Mechanistic pathways of tick exposure risk in native and invaded plant communities.

Plant invasions may alter disease vector abundance by several mechanistic pathways, including modifying microclimates that influence vector survival or changing habitats to influence host use. Here, we used a field experiment and observational data to evaluate multiple mechanistic pathways (tick survival and host abundance) by which plant invasions may alter vector-borne disease risk using the common disease vector lone star tick (Amblyomma americanum), its preeminent host white-tailed deer (Odocoileus virginianus), and the widespread invasive cogongrass (Imperata cylindrica) in the southeastern United States. In the field experiment, ticks survived over 50% longer in areas dominated by the invasive plant compared to those with only native plant species. Invaded areas had lower temperatures and higher relative humidity, yielding a lower vapor pressure deficit (VPD) that likely reduced tick desiccation. The observational study showed similar average tick abundance in native and invaded plant communities and no difference in wildlife host (white-tailed deer) activity between plant communities. However, there was a positive relationship between tick abundance and white-tailed deer activity, but only in native areas.

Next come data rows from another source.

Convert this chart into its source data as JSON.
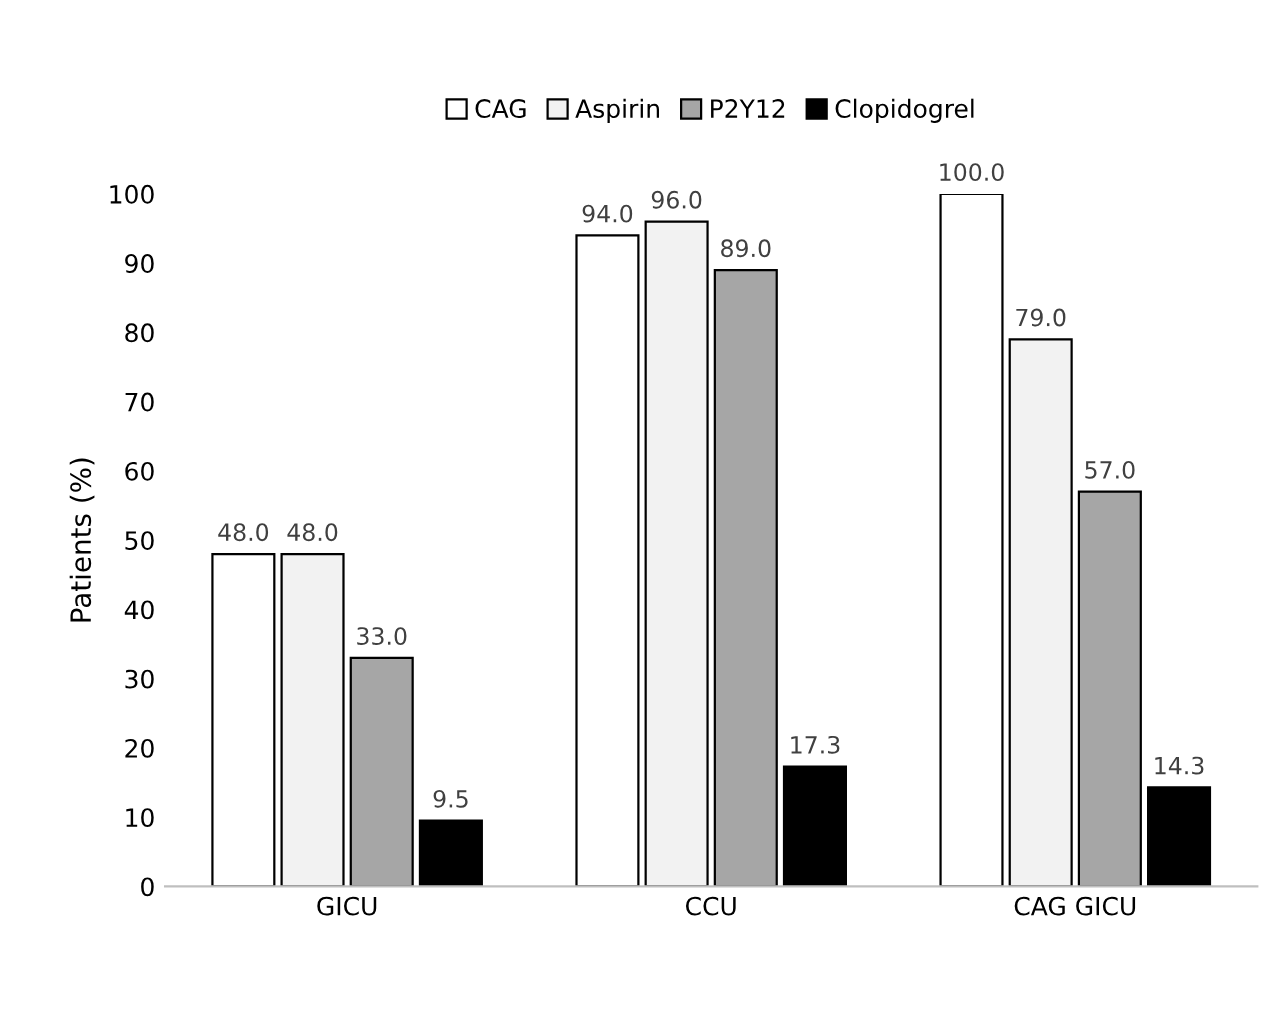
{
  "chart_data": {
    "type": "bar",
    "ylabel": "Patients (%)",
    "categories": [
      "GICU",
      "CCU",
      "CAG GICU"
    ],
    "series": [
      {
        "name": "CAG",
        "color": "#ffffff",
        "values": [
          48.0,
          94.0,
          100.0
        ]
      },
      {
        "name": "Aspirin",
        "color": "#f2f2f2",
        "values": [
          48.0,
          96.0,
          79.0
        ]
      },
      {
        "name": "P2Y12",
        "color": "#a6a6a6",
        "values": [
          33.0,
          89.0,
          57.0
        ]
      },
      {
        "name": "Clopidogrel",
        "color": "#000000",
        "values": [
          9.5,
          17.3,
          14.3
        ]
      }
    ],
    "ylim": [
      0,
      100
    ],
    "yticks": [
      0,
      10,
      20,
      30,
      40,
      50,
      60,
      70,
      80,
      90,
      100
    ],
    "value_labels": [
      [
        "48.0",
        "94.0",
        "100.0"
      ],
      [
        "48.0",
        "96.0",
        "79.0"
      ],
      [
        "33.0",
        "89.0",
        "57.0"
      ],
      [
        "9.5",
        "17.3",
        "14.3"
      ]
    ],
    "legend": "top",
    "grid": false
  }
}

Together, these results suggest that more favorable microclimate conditions resulting in greater tick longevity are the dominant driver of tick abundance in invaded areas, while tick abundance in native-dominated areas may be promoted, at least in part, by white-tailed deer activity. Our results demonstrate that plant invasions can affect multiple, potentially counteracting mechanistic pathways that contribute to tick exposure risk. The complexity of these relationships highlights the need for a better understanding of how invasive species and other global change drivers influence disease vectors and, ultimately, disease transmission.